Although a multi-year procurement can benefit the government, it can also entail certain risks. Accordingly, in Public Law 97-86 (10 USC Sec. 2306b), Congress established criteria that multiyear procurement candidates must meet to limit those risks. Further refinement by the GAO, OSD, and the congressional committees has resulted in the current criteria.

  1. Substantial Savings: The multi-year procurement should achieve “significant” savings compared to annual procurement of the same quantities to compensate for the reduction of future budget flexibility and added program risk. There is no officially defined “significant” percentage or dollar value of savings for a multi-year procurement. In the past, minimum savings of 10% or more were expected, although very costly programs were able to obtain approval for a multi-year procurement with less than this due to the high dollar value of the savings.
  2. Continuing/stable requirement:  A stable requirement means that the minimum need for the item will not vary significantly (particularly downward) over the term of the multi-year contract. Decreases in procurement quantities or procurement rate can cause increases in unit cost and subsequently reduce savings.
  3. Funding availability and stability: There should be a reasonable expectation that program funding at the required level for the procurement will be available throughout the multi-year contract period. Both DoD and Congress must be committed to ensuring that sufficient funds are provided to complete the multi-year contract at planned production rates.
  4. Design stability: System or subsystem design should be stable before initiating a multi-year procurement. Test and evaluation should be completed and demonstrate that the system or subsystem is operationally effective. A program should be judged mature and stable only after research and development and one or two production runs have been successful.
  5. Realistic cost estimates: Estimates should be based on historical cost data for the same or similar item. Savings are calculated as the difference between cost estimates, proposals, or negotiated prices for the multiyear contract and the cost of procuring the same quantities in the same time frame with successive annual contracts.
  6. National security enhancement: The use of a multiyear contract should promote the national security of the United States.
  7. Impact on Industrial Base:  Programs seeking approval for a multiyear procurement must describe the impact on the industrial base, including improved competition, enhanced facilities investment, improvement in vendor skills, increased production capacity, etc.

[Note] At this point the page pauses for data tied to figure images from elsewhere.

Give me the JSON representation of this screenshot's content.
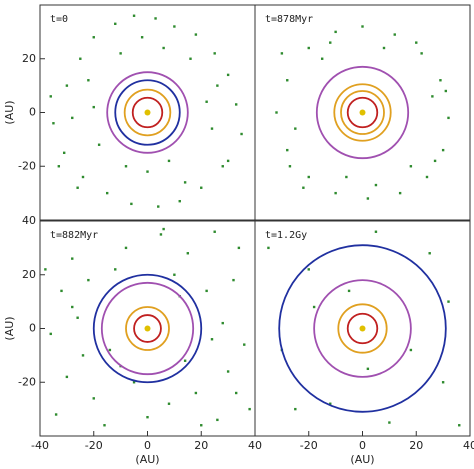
{
  "chart_data": [
    {
      "type": "scatter",
      "label": "t=0",
      "ylabel": "(AU)",
      "xlim": [
        -40,
        40
      ],
      "ylim": [
        -40,
        40
      ],
      "xticks": [],
      "yticks": [
        20,
        0,
        -20
      ],
      "point_color": "#2e8b2e",
      "x": [
        -30,
        -25,
        -20,
        -12,
        -5,
        3,
        10,
        18,
        25,
        30,
        33,
        35,
        28,
        20,
        12,
        4,
        -6,
        -15,
        -24,
        -31,
        -35,
        -36,
        -28,
        -22,
        -18,
        -10,
        0,
        8,
        16,
        24,
        -26,
        26,
        -8,
        6,
        22,
        -20,
        30,
        -33,
        14,
        -2
      ],
      "y": [
        10,
        20,
        28,
        33,
        36,
        35,
        32,
        29,
        22,
        14,
        3,
        -8,
        -20,
        -28,
        -33,
        -35,
        -34,
        -30,
        -24,
        -15,
        -4,
        6,
        -2,
        12,
        -12,
        22,
        -22,
        -18,
        20,
        -6,
        -28,
        10,
        -20,
        24,
        4,
        2,
        -18,
        -20,
        -26,
        28
      ],
      "orbits": [
        {
          "color": "#c02020",
          "radius": 5.5
        },
        {
          "color": "#e0a020",
          "radius": 8.5
        },
        {
          "color": "#2030a0",
          "radius": 12
        },
        {
          "color": "#a050b0",
          "radius": 15
        }
      ],
      "star": {
        "x": 0,
        "y": 0,
        "color": "#e0c000"
      }
    },
    {
      "type": "scatter",
      "label": "t=878Myr",
      "xlim": [
        -40,
        40
      ],
      "ylim": [
        -40,
        40
      ],
      "xticks": [],
      "yticks": [],
      "point_color": "#2e8b2e",
      "x": [
        -28,
        -20,
        -10,
        0,
        12,
        22,
        29,
        32,
        30,
        24,
        14,
        2,
        -10,
        -20,
        -28,
        -32,
        -25,
        -15,
        18,
        26,
        -6,
        8,
        -30,
        31,
        20,
        -22,
        5,
        -12,
        27,
        -27
      ],
      "y": [
        12,
        24,
        30,
        32,
        29,
        22,
        12,
        -2,
        -14,
        -24,
        -30,
        -32,
        -30,
        -24,
        -14,
        0,
        -6,
        20,
        -20,
        6,
        -24,
        24,
        22,
        8,
        26,
        -28,
        -27,
        26,
        -18,
        -20
      ],
      "orbits": [
        {
          "color": "#c02020",
          "radius": 5.5
        },
        {
          "color": "#e0a020",
          "radius": 8
        },
        {
          "color": "#e0a020",
          "radius": 10.5
        },
        {
          "color": "#a050b0",
          "radius": 17
        }
      ],
      "star": {
        "x": 0,
        "y": 0,
        "color": "#e0c000"
      }
    },
    {
      "type": "scatter",
      "label": "t=882Myr",
      "xlabel": "(AU)",
      "ylabel": "(AU)",
      "xlim": [
        -40,
        40
      ],
      "ylim": [
        -40,
        40
      ],
      "xticks": [
        -40,
        -20,
        0,
        20,
        40
      ],
      "yticks": [
        40,
        20,
        0,
        -20
      ],
      "point_color": "#2e8b2e",
      "x": [
        -35,
        -28,
        -18,
        -8,
        5,
        15,
        25,
        34,
        -32,
        -22,
        -12,
        10,
        22,
        32,
        -36,
        -26,
        -14,
        14,
        28,
        36,
        -30,
        -20,
        -5,
        8,
        18,
        30,
        -34,
        -16,
        0,
        20,
        38,
        -24,
        12,
        -38,
        26,
        -10,
        6,
        24,
        -28,
        33
      ],
      "y": [
        34,
        26,
        36,
        30,
        35,
        28,
        36,
        30,
        14,
        18,
        22,
        20,
        14,
        18,
        -2,
        4,
        -8,
        -12,
        2,
        -6,
        -18,
        -26,
        -20,
        -28,
        -24,
        -16,
        -32,
        -36,
        -33,
        -36,
        -30,
        -10,
        12,
        22,
        -34,
        -14,
        37,
        -4,
        8,
        -24
      ],
      "orbits": [
        {
          "color": "#c02020",
          "radius": 5
        },
        {
          "color": "#e0a020",
          "radius": 8
        },
        {
          "color": "#a050b0",
          "radius": 17
        },
        {
          "color": "#2030a0",
          "radius": 20
        }
      ],
      "star": {
        "x": 0,
        "y": 0,
        "color": "#e0c000"
      }
    },
    {
      "type": "scatter",
      "label": "t=1.2Gy",
      "xlabel": "(AU)",
      "xlim": [
        -40,
        40
      ],
      "ylim": [
        -40,
        40
      ],
      "xticks": [
        -20,
        0,
        20,
        40
      ],
      "yticks": [],
      "point_color": "#2e8b2e",
      "x": [
        -35,
        -20,
        5,
        25,
        32,
        -30,
        -12,
        10,
        30,
        -5,
        18,
        -25,
        36,
        2,
        -18
      ],
      "y": [
        30,
        22,
        36,
        28,
        10,
        -8,
        -28,
        -35,
        -20,
        14,
        -8,
        -30,
        -36,
        -15,
        8
      ],
      "orbits": [
        {
          "color": "#c02020",
          "radius": 5.5
        },
        {
          "color": "#e0a020",
          "radius": 9
        },
        {
          "color": "#a050b0",
          "radius": 18
        },
        {
          "color": "#2030a0",
          "radius": 31
        }
      ],
      "star": {
        "x": 0,
        "y": 0,
        "color": "#e0c000"
      }
    }
  ]
}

Multiyear procurement contracts cannot be initiated for over $500 million unless specifically provided for in an appropriations act and an act other than an appropriations act. Congress has mandated the following requirements:

  1. Proposed multiyear contract costs must be provided for with the President’s budget submission or as a budget amendment and
  2. The House and Senate Armed Services and Appropriations Committees must be notified at least 30 days in advance of a proposed contract award that employs advance procurement or economic order quantity procurement in excess of $20 million in any one year of the contract or unfunded contingent liability of over $20 million. In addition, thirty days prior to a contract award, SECDEF must certify to Congress that the support costs associated with a multi-year procurement of over $500 million are fully funded in the FYDP. The certification letter must be then approved and signed by the defense committees.

Cancellation Ceiling

“Cancellation Ceiling” is a term that applies to multi-year procurements only. It represents protection to the contractor in the event that the government cannot continue the contract due to a lack of funds. It is designed to reimburse the contractor for those costs that have been incurred as a result of ordering material in advance, or investing and facilitating for the procurement. There is a cancellation ceiling associated with each fiscal year and it decreases in dollar value in the later years of the contract. An exception must be approved by USD(C) to award a multi-year procurement contract with an unfunded cancellation ceiling. Congress must be notified a minimum of 30 days prior to awarding a contract with a cancellation ceiling in excess of $100 million.